Perry Mason Returns (1985) has Mason as a judge, but when old friend Della Street (Barbara Hale) is accused of murder, he resigns and becomes a lawyer again to help her and find out what exactly is going on. Who is the real murderer? William Katt (Hale's real life son) is a new hot shot lawyer and the supporting cats includes Cassie Yates, Richard Anderson, Holland Taylor, Al Freeman Jr. and Patrick O'Neal.

The Case Of The Notorious Nun (1986) has a nun (Michele Green) accused of killing a priest, but Mason thinks otherwise and takes her case. Jon Cypher, Timothy Bottoms, Gerald S. O'Loughlin, David Odgen Stiers (as a D.A. regular), Tom Bosley and Barbara Perkins also star.

The Case Of The Lost Love (1986) has an actor staging a fake shooting that becomes a real one, so Mason takes on the case to see how. Joe Penny, Ron Glass and Alan Thicke also star.

The Case Of The Shooting Star (1987) a one time lover of Mason's (Jean Simmons) is being blackmailed over her husband and has only Mason to turn to for help, who does. However, more dirty laundry might be involved than first appears. Robert Mandan, Robert Walden, Gordon Jump and Gene Barry also star.

The Case Of The Murdered Madam (1987) has an old friend of Della's in trouble, a young lady (Ann Jillian) she used to babysit, but things take a turn for the worst and Mason gets involved before things get worse. Bill Macy, Anthony Geary, James Noble and John Rhys-Davies also star.

The Case Of The Sinister Spirit (1987) has Robert Stack as an old publishing friend of Mason;s who needs him to help when a man who wrote a tell-all book was about to be sued over it and turns up dead after a stupid prank. Kim Delaney, Dwight Schultz, Percy Rodriguez and Leigh Taylor-Young also star.

Though I like some of the actors and I can see the appeal of fans of the show, none of these telefilms impressed me much playing like too-laid-back versions of the best original shows. They were not so good to start with and have not aged well, especially playing it so safe, but they deserve DVD release and better late than never.

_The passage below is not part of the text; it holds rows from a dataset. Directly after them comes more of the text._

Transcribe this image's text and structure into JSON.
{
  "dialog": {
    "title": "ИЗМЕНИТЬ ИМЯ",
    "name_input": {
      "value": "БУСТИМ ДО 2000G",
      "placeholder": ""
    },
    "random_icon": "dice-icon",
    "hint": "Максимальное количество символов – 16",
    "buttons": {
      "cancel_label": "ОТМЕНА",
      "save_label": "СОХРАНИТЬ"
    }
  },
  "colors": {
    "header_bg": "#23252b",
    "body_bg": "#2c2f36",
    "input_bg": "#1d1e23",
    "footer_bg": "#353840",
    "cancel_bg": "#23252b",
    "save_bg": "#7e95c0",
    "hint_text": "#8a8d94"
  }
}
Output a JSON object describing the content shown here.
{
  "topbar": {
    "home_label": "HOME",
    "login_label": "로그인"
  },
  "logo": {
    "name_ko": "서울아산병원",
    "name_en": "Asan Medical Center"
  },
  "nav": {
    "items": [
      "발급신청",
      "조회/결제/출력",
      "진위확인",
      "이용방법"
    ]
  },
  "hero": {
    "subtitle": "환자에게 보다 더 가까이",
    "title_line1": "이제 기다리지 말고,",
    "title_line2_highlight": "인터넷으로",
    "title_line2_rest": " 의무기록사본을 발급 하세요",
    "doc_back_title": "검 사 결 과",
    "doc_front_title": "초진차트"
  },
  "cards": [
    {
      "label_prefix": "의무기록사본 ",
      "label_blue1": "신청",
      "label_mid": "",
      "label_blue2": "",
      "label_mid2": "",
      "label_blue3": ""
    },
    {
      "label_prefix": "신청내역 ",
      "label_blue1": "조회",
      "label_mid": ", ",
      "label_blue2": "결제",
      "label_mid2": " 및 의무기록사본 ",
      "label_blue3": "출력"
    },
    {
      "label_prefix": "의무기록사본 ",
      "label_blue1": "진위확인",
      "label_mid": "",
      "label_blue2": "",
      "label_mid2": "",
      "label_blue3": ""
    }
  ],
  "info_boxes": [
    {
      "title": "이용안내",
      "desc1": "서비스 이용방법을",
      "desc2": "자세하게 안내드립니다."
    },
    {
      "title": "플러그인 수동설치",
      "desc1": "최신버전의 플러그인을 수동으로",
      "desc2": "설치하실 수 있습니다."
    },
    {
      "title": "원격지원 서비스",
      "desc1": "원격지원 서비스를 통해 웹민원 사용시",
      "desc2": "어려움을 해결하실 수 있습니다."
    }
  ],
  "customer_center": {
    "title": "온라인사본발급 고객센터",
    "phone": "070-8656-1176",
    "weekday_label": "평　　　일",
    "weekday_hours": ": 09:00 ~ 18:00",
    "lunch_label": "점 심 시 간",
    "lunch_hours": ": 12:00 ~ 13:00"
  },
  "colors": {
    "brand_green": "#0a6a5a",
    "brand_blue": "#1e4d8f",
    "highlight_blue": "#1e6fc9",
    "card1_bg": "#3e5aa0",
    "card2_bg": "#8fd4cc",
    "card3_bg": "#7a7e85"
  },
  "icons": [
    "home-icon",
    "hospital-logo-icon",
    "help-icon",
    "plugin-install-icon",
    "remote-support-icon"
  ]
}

There are no extras, but we did cover the second volume of these telefilms and you can read more about them at this link:


Finally we have the more amusing than usual Sesame Street: Monster Manners (2014) which has a hilarious cover (Elmo and Cookie Monster bingeing on food that is flying all over the place) and the main program has it amusing moments. The skits are often amusing and as usual, the programs are well thought out compilations. With extras that include Elmo's World: Helping! and Let's Eat (15 minutes) segment, this is one of the better releases in the series of late.

The 1080p 1.33 X 1 color transfers on Batman can show the age of the materials used, but this is far superior to any version or clip of this series I have ever seen. The credits say the color is by Technicolor and I would not be surprised if (save the opening credits looking a generation down) these were mostly dye-transfer, three-strip Technicolor prints being used here.

The anamorphically enhanced 1.78 X 1 image on Dora, Sesame and Graceland are all newer productions, bit somehow cannot surpass Batman for overall playback quality. The 1.33 X 1 on the Mason telefilms are the poor performers here, shot on 35mm film, but here finished on analog videotape. They are just too soft.

As for sound, lossy Dolby Digital 5.1 on Dora and Graceland are the best performers here as expected, yet the lossy Dolby Digital 2.0 Stereo on Sesame is able to compete by being so well and consistently recorded and the others have soundfields that fall short. The lossy Dolby Digital 1.0 Mono on Batman and lossy Dolby Digital 2.0 Stereo on Mason are the sonic disappointments here, each down a generation and not what they should be.